L’article L. 622-20 du Code de commerce constitue la base juridique de la qualité pour agir du liquidateur. En effet, le mandataire judiciaire tel que le liquidateur est le seul compétent pour agir au nom et dans l’intérêt collectif des créanciers. Il s’agit là d’une qualité exclusive. L’explication est assez simple puisque les créanciers sont placés sur un même pied d’égalité à l’exclusion de ceux ayant des sûretés. Les poursuites individuelles sont suspendues au profit des poursuites collectives menées par le liquidateur au bénéfice des créanciers.
L’intérêt collectif est ainsi le mot clé dans le cadre de la compétence du mandataire judiciaire. Ce dernier ne peut donc pas agir pour le compte d’un seul ou d’un groupe de créanciers uniquement. D’où la question de la légitimité de l’action paulienne qui ne profite, naturellement, qu’à certains créanciers du débiteur.

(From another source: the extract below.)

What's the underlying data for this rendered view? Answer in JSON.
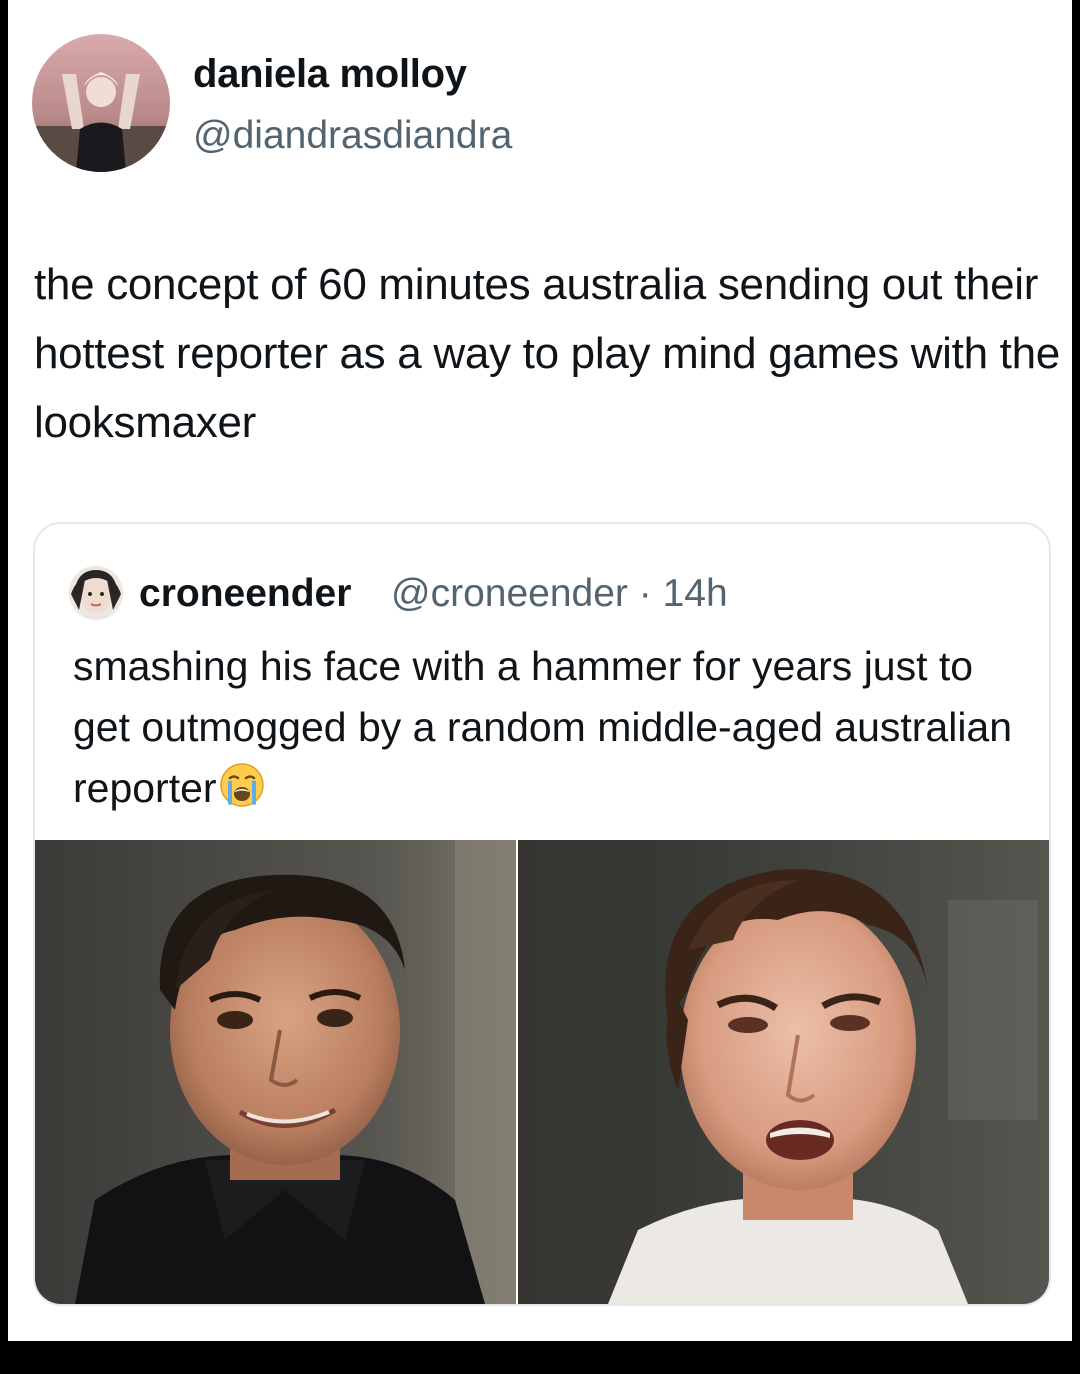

La possibilité d’une action paulienne du liquidateur même au bénéfice de certains créanciers uniquement
Un arrêt récent de la Cour de cassation a consacré la légalité de cette action engagée par le liquidateur au profit de certains créanciers uniquement (Cass. com., 8 mars 2023, n° 21-18.829).
L’action paulienne en tant qu’instrument de préservation du gage commun des créanciers
Le liquidateur est doté de nombreux instruments d’action afin de reconstruire le gage commun des créanciers dont l’action paulienne (Cass. civ. 1, 13 juillet 2004, n° 03-10.292). L’action paulienne a pour effet de rendre inopposable aux créanciers représentés par le liquidateur les actes considérés comme frauduleux, contrairement aux actions en nullité qui ont carrément pour effet d’annuler les actes. L’inopposabilité signifie que le tiers, bénéficiaire de l’acte frauduleux, ne peut pas faire valoir, à l’égard du créancier au profit duquel le liquidateur a fait une action paulienne, son droit issu dudit acte. Cet acte n’a donc aucun effet sur le ou les créanciers. Toutefois, il reste valable entre le débiteur et le tiers (Cass. com., 14 mai 1996).
En outre, si l’on suit le raisonnement des actions effectuées par le liquidateur, l’action paulienne devrait profiter à tous les créanciers, quelle que soit la date de naissance de la créance. Néanmoins, ce n’est pas le cas.
La justification de cette qualité du liquidateur pour effectuer l’action paulienne
Il est important de rappeler que le produit de l’action paulienne était auparavant collectif. Elle profitait toujours à la masse sous la loi du 13 juillet 1967. Mais la masse a été supprimée en 1985.
Actuellement, le liquidateur judiciaire peut agir contre un acte frauduleux mettant en danger le patrimoine du débiteur, même si cette action (paulienne) a pour effet une inégalité entre les créanciers étant donné que certains d’eux uniquement pourraient en profiter (Com. 8 mars 2023, n° 21-18.677). Cette solution est certes classique, mais elle est le fruit d’une évolution jurisprudentielle intéressante.
En effet, quelques années plus tôt, le liquidateur ne pouvait agir contre une déclaration d’insaisissabilité que s’il représentait seulement les créanciers ayant un intérêt à ce que la déclaration d’insaisissabilité leur soit déclarée inopposable (Cass. com., 23 avril 2013, n° 12-16.035). Cette position a diminué le champ d’action du liquidateur judiciaire dans le cadre de l’action paulienne. Un revirement de jurisprudence s’est opéré en 2016 (Cass. 1re civ., 14 déc. 2016, n°15-21876).
Désormais, l’action paulienne intentée par le liquidateur est recevable, peu importe la qualité des créanciers qu’il représente. Ainsi, même si cette action est engagée au profit des seuls créanciers qui bénéficieront de la répartition des dividendes, elle est toujours du ressort du liquidateur. On peut en conclure que l’action paulienne est donc cette action qui fait exception à la conception collectiviste des procédures collectives.